While the classic Chicken Spinach Artichoke Soup is perfect on its own, there are several ways you can tweak it to suit your preferences.

  • Low-Carb Option: Skip the cream and use cauliflower puree or coconut milk for a lighter, dairy-free version.
  • Add More Veggies: If you want to bulk up the soup with even more vegetables, try adding mushrooms, carrots, or zucchini.
  • Swap Protein: While chicken is the star here, you could easily swap it for turkey, ground beef, or even a vegetarian option like tofu or tempeh for a plant-based version.
  • Cheese Variations: If Parmesan isn’t your thing, try using mozzarella for a melty, stringy texture, or crumbled feta for a tangy twist.

Final Words

This Chicken Spinach Artichoke Soup is more than just a meal-it’s an experience.
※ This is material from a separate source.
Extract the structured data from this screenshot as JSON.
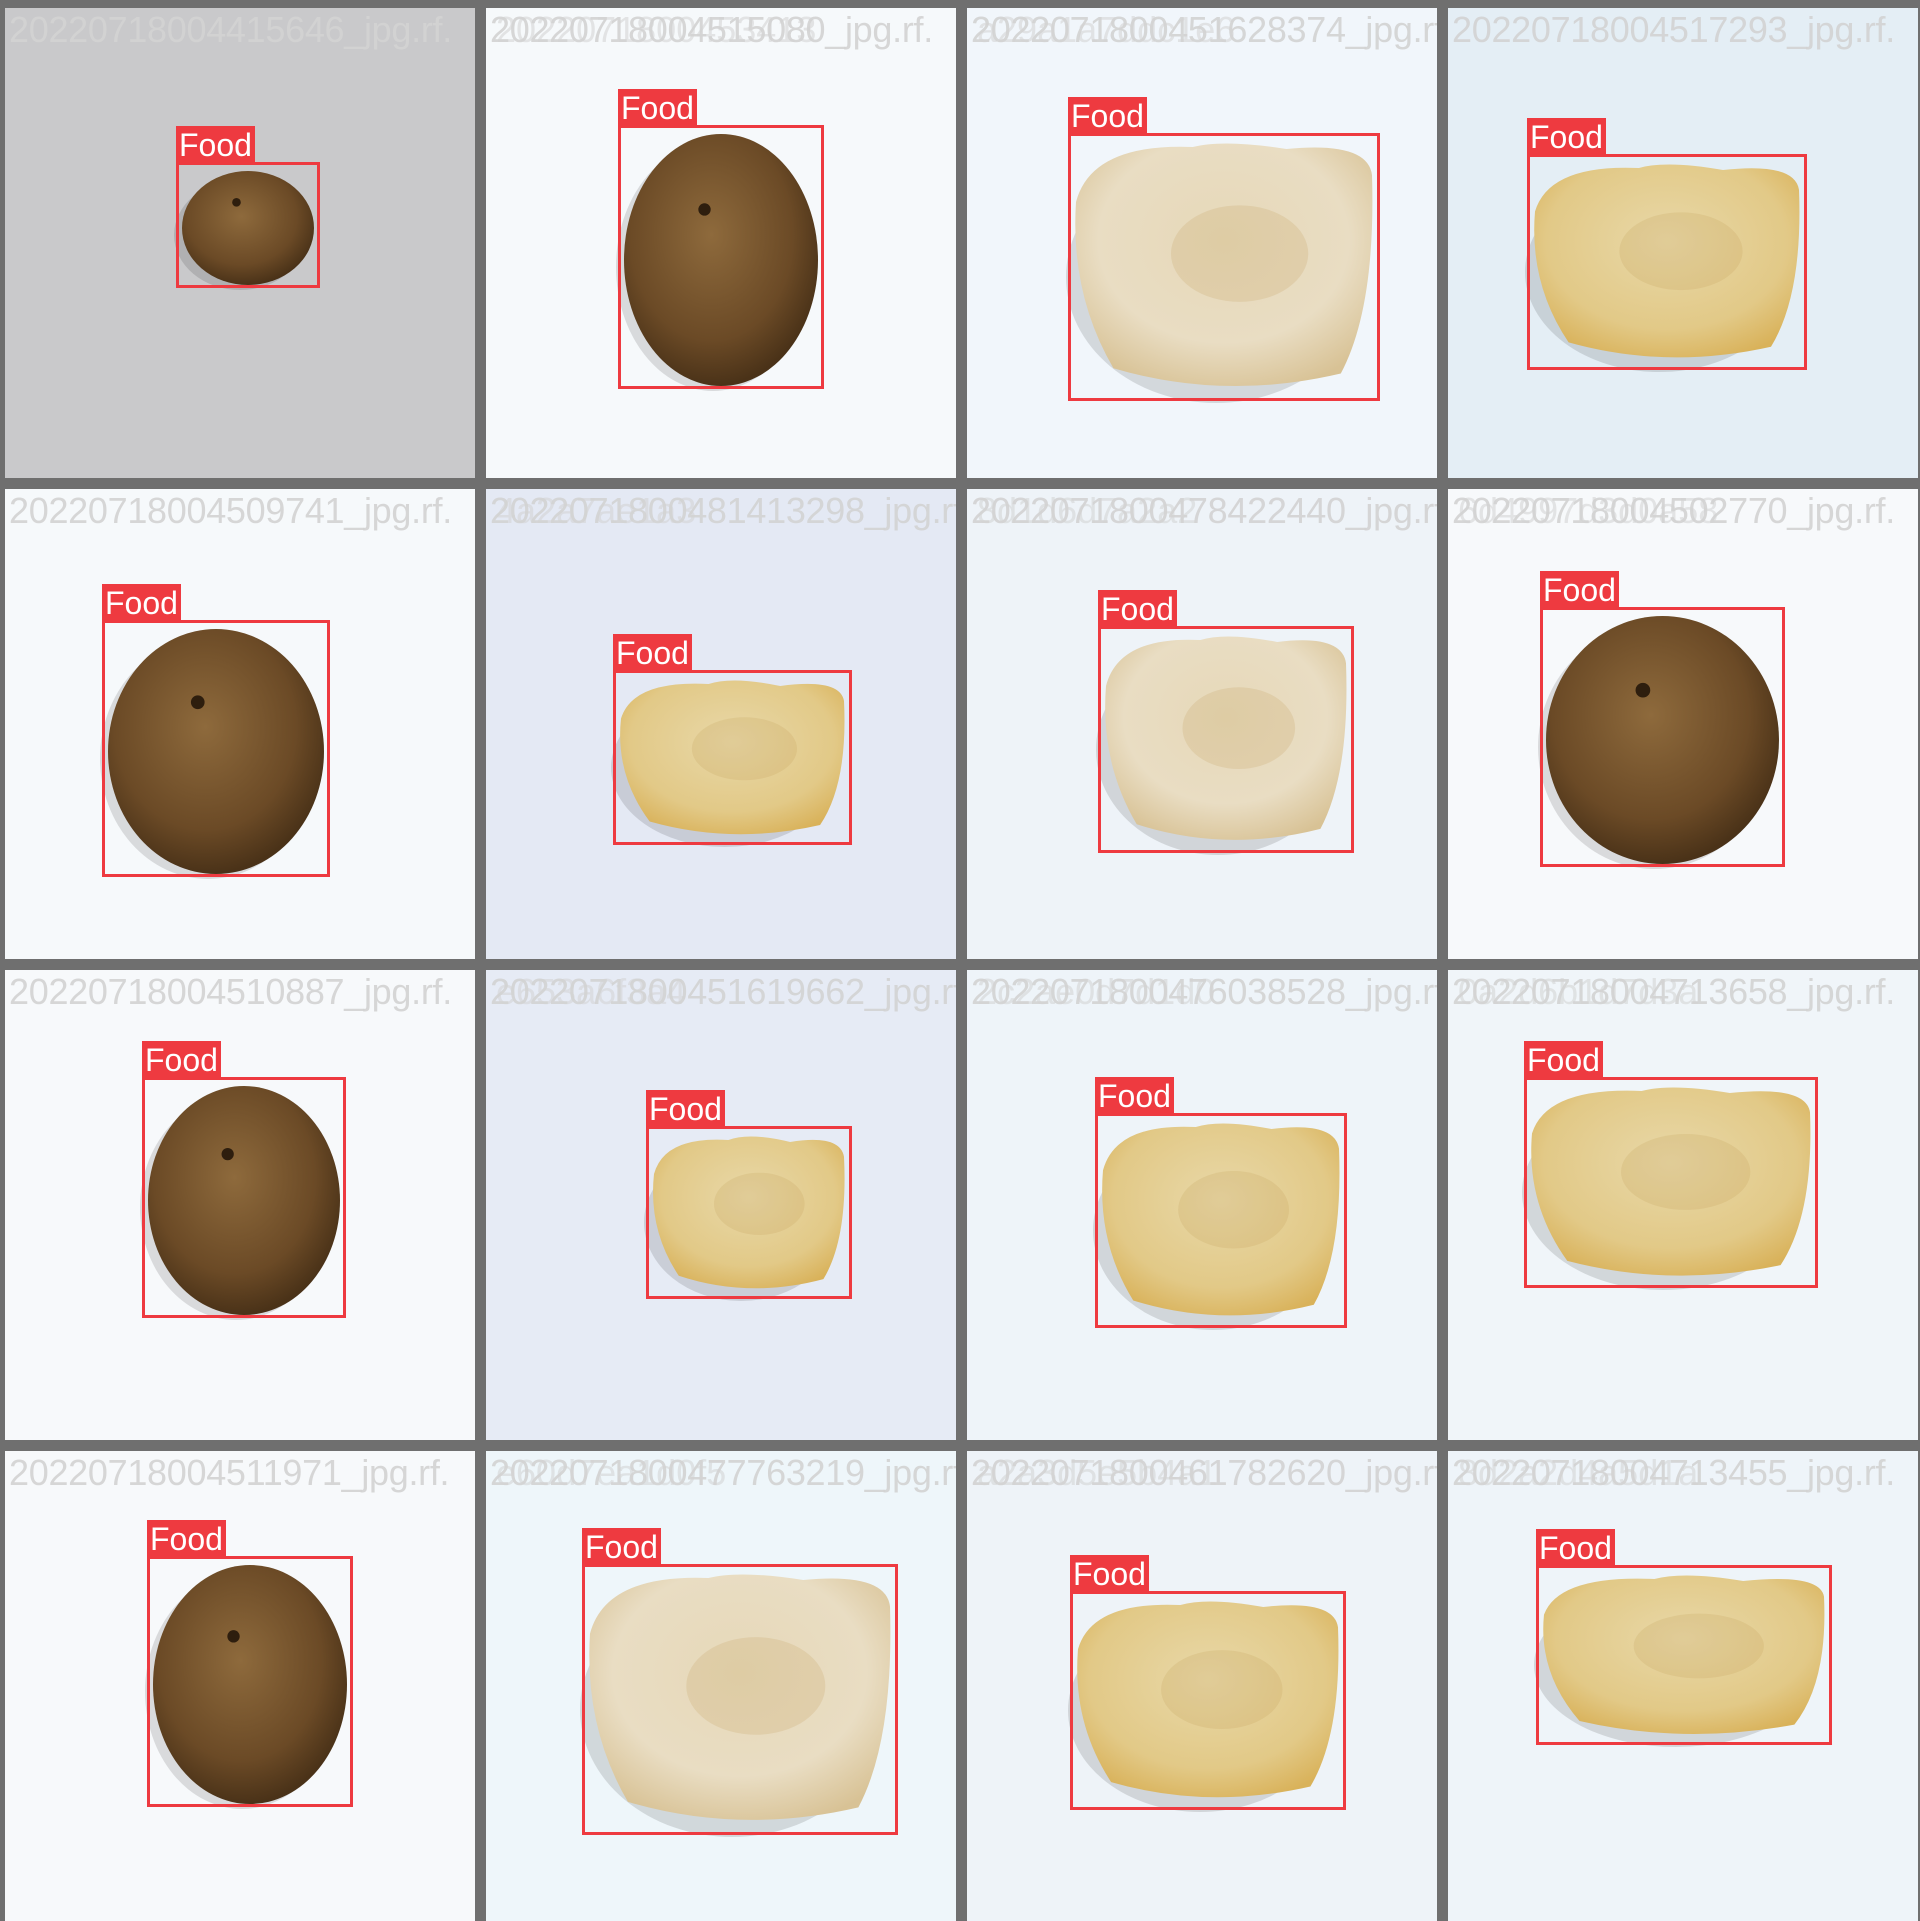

The rich, savory base, combined with the subtle earthiness of spinach and the delicate artichoke hearts, make it something extraordinary. Plus, it’s a great way to sneak some extra veggies into your diet without feeling like you’re compromising on flavor.

Whether you make it for a weeknight dinner or serve it to guests at your next gathering, this soup is bound to impress. It’s simple yet elegant, comforting yet nourishing, and all-around delicious.